Прохорова: Может быть, мы на этой патриотической ноте остановимся, хотя здесь разговор может быть бесконечным — и о символике цвета, которую мы немножко затронули, и вообще о цвете в нашей жизни. Я думаю, что мы к этой теме еще вернемся. Давайте здесь поставим оптимистическую точку. Я хочу поблагодарить своих гостей. Спасибо вам большое за замечательную, интересную беседу.
Кирсанова: А хочу поблагодарить издательство, которое выпускает столь полезные книги. Я вспоминаю, как в студенчестве я через международный абонемент Ленинской библиотеки заказывала книжку «Взгляд сквозь одежду» Энн Холландер.

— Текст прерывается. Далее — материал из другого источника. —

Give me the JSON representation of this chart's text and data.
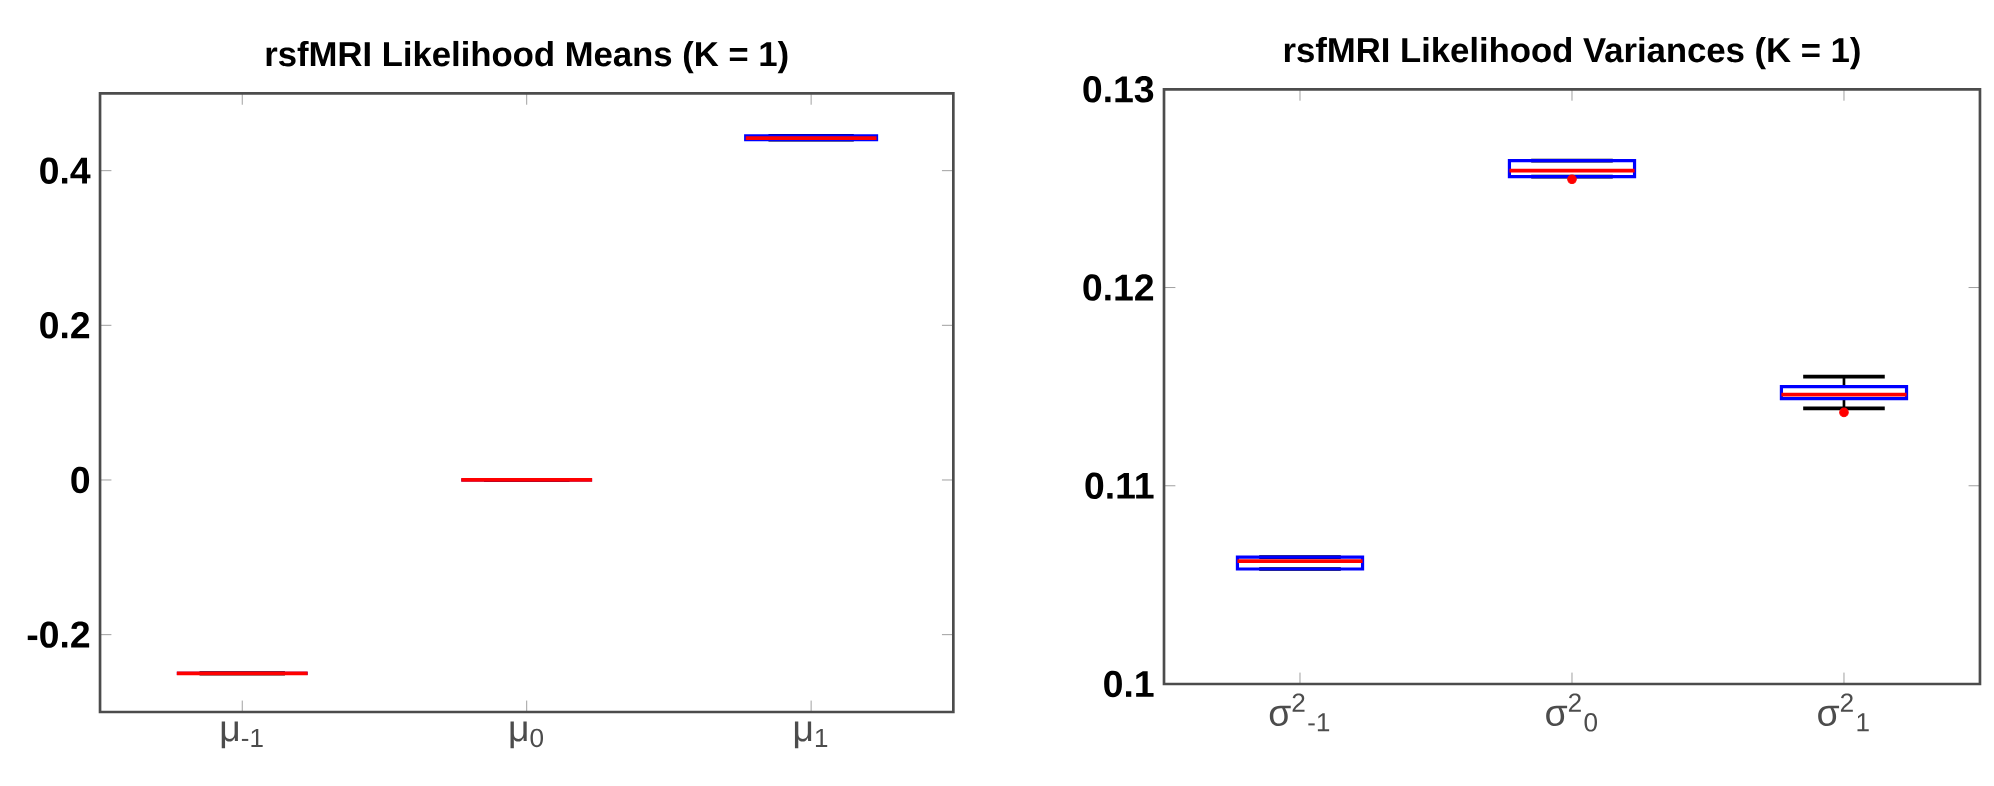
{
  "chart_data": [
    {
      "type": "box",
      "title": "rsfMRI Likelihood Means (K = 1)",
      "categories": [
        "μ$_{-1}$",
        "μ$_{0}$",
        "μ$_{1}$"
      ],
      "ylim": [
        -0.3,
        0.5
      ],
      "yticks": [
        -0.2,
        0,
        0.2,
        0.4
      ],
      "color": "#0000ff",
      "boxes": [
        {
          "low": -0.25,
          "q1": -0.25,
          "median": -0.25,
          "q3": -0.25,
          "high": -0.25
        },
        {
          "low": 0,
          "q1": 0,
          "median": 0,
          "q3": 0,
          "high": 0
        },
        {
          "low": 0.44,
          "q1": 0.44,
          "median": 0.442,
          "q3": 0.445,
          "high": 0.445
        }
      ]
    },
    {
      "type": "box",
      "title": "rsfMRI Likelihood Variances (K = 1)",
      "categories": [
        "σ$^{2}$$_{-1}$",
        "σ$^{2}$$_{0}$",
        "σ$^{2}$$_{1}$"
      ],
      "ylim": [
        0.1,
        0.13
      ],
      "yticks": [
        0.1,
        0.11,
        0.12,
        0.13
      ],
      "color": "#0000ff",
      "boxes": [
        {
          "low": 0.1058,
          "q1": 0.1058,
          "median": 0.1062,
          "q3": 0.1064,
          "high": 0.1064
        },
        {
          "low": 0.1256,
          "q1": 0.1256,
          "median": 0.1259,
          "q3": 0.1264,
          "high": 0.1264,
          "outliers": [
            0.12546
          ]
        },
        {
          "low": 0.1139,
          "q1": 0.1144,
          "median": 0.1146,
          "q3": 0.115,
          "high": 0.1155,
          "outliers": [
            0.1137
          ]
        }
      ]
    }
  ]
}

Прохорова: Да, мы ее тоже издали.
Кирсанова: Да. А потом ее привезла Кристин Руан. Она сказала: «Долго думала, что может понравиться, и привезла эту книжку». А я ведь переписывать должна была все, что не успела перевести за неделю, поскольку вообще было строго. Глядишь, это все необычайно полезно, и я надеюсь, что и у нас будут изучать костюм.
Алябьева: Так что Кристин Руан может привозить что-то другое, что-нибудь разноцветное.
Прохорова: Короче говоря, надо изучать цвет не как данность, а как невероятное, неожиданное проникновение в историю цивилизации, скажу я пафосно. За каждым цветом стоит своя традиция и свое парадоксальное изменение в культурном сознании. Спасибо.